Second, with regard to the issue of scienter, the Court noted that the founder’s alleged “sale of 100% of his available stock is unusual and contributes to an inference of scienter,” but that it was “not persuaded that volume and percentage alone are sufficient on these facts.”  Accordingly, the Court declined to find a “per se rule” that the founder acted with scienter “solely” because he allegedly sold a considerable volume and percentage of his shares.  The Court did, however, find that plaintiffs sufficiently pled scienter as to the statements regarding the success of the founder’s July 2021 flight, because the founder allegedly sold over ten million shares of stock for total proceeds of nearly $300 million in August 2021, just weeks before it was publicly revealed that Unity had strayed from its landing cone and risked a crash landing, resulting in a decline in the Company’s stock price.  The Court further found that plaintiffs adequately pled scienter regarding the founder’s alleged statement made in a publicly-filed letter in advance of the de-SPAC transaction that formed the Company, from which the founder earned $123 million.  According to the Court, although the letter was filed in July 2019, three months before the transaction, the founder had no other means of selling the shares before the de-SPAC was completed, and also in light of the timing and amount of this stock sale, plaintiffs adequately pled scienter with respect to that alleged statement.  The Court found that plaintiffs failed to sufficiently plead scienter as to alleged misstatements regarding the other individual defendants.
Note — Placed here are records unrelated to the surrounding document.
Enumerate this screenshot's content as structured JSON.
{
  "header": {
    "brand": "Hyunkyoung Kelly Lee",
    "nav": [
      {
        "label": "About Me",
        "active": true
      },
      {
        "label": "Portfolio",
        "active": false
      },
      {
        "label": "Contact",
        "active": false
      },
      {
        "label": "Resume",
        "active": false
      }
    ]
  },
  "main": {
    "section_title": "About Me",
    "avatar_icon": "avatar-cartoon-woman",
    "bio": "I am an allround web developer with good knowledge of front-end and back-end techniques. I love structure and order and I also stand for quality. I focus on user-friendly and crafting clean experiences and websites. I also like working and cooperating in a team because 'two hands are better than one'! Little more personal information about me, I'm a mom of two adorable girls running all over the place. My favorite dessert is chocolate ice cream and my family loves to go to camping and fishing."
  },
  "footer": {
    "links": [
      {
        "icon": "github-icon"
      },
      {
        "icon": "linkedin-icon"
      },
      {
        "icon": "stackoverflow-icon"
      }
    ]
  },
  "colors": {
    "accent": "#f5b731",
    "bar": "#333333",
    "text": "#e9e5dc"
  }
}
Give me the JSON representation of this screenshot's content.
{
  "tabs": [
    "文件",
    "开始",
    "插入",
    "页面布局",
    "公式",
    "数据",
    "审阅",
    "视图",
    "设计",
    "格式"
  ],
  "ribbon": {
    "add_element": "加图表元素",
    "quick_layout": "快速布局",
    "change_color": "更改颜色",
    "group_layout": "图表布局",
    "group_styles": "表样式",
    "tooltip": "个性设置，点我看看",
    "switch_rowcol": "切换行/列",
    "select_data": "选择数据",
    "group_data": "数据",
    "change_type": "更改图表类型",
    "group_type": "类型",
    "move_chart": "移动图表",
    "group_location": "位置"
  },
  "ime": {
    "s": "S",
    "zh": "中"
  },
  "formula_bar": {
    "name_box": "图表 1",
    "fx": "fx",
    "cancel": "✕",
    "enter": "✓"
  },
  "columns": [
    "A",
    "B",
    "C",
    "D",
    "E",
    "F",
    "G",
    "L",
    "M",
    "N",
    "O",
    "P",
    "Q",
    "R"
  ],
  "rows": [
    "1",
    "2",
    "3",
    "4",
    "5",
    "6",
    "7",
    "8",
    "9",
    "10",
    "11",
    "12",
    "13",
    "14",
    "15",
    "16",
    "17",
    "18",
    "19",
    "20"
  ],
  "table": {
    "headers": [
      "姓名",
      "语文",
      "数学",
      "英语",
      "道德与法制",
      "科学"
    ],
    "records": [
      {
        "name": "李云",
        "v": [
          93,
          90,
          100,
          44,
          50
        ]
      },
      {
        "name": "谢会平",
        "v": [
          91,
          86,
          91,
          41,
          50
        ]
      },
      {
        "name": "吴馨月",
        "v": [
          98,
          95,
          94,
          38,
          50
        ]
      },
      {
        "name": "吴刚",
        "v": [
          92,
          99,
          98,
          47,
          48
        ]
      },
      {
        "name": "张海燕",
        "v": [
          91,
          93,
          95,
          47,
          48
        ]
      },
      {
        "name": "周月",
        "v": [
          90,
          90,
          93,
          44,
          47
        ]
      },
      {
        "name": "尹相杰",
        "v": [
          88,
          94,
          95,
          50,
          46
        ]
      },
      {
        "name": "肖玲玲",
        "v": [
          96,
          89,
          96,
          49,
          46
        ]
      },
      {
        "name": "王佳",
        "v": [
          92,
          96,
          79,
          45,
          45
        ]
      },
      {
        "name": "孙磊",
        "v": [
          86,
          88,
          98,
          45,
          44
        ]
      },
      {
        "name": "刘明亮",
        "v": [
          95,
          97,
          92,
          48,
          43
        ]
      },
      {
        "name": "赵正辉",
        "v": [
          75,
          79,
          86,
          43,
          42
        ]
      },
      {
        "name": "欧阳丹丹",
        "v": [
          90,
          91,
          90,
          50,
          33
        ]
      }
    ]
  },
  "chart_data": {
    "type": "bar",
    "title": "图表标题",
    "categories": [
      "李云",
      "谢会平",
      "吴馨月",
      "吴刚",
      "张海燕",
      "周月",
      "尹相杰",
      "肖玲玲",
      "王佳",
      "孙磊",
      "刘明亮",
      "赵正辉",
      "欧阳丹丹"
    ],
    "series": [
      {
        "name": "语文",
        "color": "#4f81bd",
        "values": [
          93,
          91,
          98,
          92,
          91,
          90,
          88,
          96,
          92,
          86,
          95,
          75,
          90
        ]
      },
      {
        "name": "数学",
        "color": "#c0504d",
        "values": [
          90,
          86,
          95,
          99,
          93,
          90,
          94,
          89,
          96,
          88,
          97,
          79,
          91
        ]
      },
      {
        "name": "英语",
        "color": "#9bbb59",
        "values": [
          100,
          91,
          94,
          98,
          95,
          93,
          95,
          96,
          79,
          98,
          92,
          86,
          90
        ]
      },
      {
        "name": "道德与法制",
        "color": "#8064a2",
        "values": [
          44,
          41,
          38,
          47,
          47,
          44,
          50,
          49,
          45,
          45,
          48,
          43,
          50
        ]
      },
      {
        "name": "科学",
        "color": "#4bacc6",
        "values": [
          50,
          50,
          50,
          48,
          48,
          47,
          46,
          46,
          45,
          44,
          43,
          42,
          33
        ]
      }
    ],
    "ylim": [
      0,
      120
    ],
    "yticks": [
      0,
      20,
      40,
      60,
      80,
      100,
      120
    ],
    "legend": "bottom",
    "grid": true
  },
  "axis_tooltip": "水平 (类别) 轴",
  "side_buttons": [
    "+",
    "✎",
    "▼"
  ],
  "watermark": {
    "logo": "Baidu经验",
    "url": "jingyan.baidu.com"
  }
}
Finally, turning to plaintiffs’ section 20(a) and 20A claims, the Court held that since it had “found primary violations of the securities laws only with respect to [the founder]” and that plaintiffs “failed to allege that any individual defendant had control over [the founder] during the Class Period,” it dismissed plaintiffs’ section 20(a) claims against all individual defendants.  The Court dismissed the section 20A claims against the founder insofar as they relied on his alleged sales other than those made between August 10-12, 2021, which the Court found were sufficiently “contemporaneous” under Second Circuit precedent to support a claim under Section 20A.